Technically, grouping them would be harder, but that didn't really factor into my decision. Other things worth considering, however- what happens if pacman barfs and you queue messages? Not that it happens often (if ever) anymore, but its something worth considering anytime message queueing comes up.
Comment by bughunter2 (bughunter2) - Wednesday, 17 December 2008, 07:21 GMT
Yeah well it's debatable I guess. Perhaps this could become a configurable thing for the user? I just filed this bug report merely because I see a lot of users miss the .pacnew files (I did too when I started with Arch).
Comment by Glenn Matthys (RedShift) - Wednesday, 17 December 2008, 09:57 GMT
That's because they aren't paying enough attention and that is their own fault. IMO.
Comment by Dan McGee (toofishes) - Wednesday, 17 December 2008, 12:55 GMT
Please try to keep the hostility to a minimum here...

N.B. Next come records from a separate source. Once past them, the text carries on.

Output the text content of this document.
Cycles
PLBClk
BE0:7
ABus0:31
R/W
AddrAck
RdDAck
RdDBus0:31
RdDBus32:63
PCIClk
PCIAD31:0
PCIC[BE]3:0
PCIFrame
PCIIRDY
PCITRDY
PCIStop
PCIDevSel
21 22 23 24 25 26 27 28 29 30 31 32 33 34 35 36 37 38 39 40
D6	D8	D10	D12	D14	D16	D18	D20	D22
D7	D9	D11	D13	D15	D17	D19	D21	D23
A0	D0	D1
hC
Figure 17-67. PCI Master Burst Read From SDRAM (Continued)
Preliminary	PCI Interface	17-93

We have quite a few configuration parameters already, and this would be yet another. I'm just not in support of it. We trust that our users actually read program output because we try hard not to spit out unnecessary information, and if they can't be bothered to do that I'm not convinced moving it to the end will suddenly fix the situation.
Comment by Sterling Winter (sterling) - Monday, 22 December 2008, 03:44 GMT
FWIW I've expanded the wiki article on .pac* files and it now lays out several ways to address the "I didn't see that message" problem (lazy users tend not to read the wiki however):

If the pacman devs could review it and make (or suggest) necessary corrections I'd be grateful.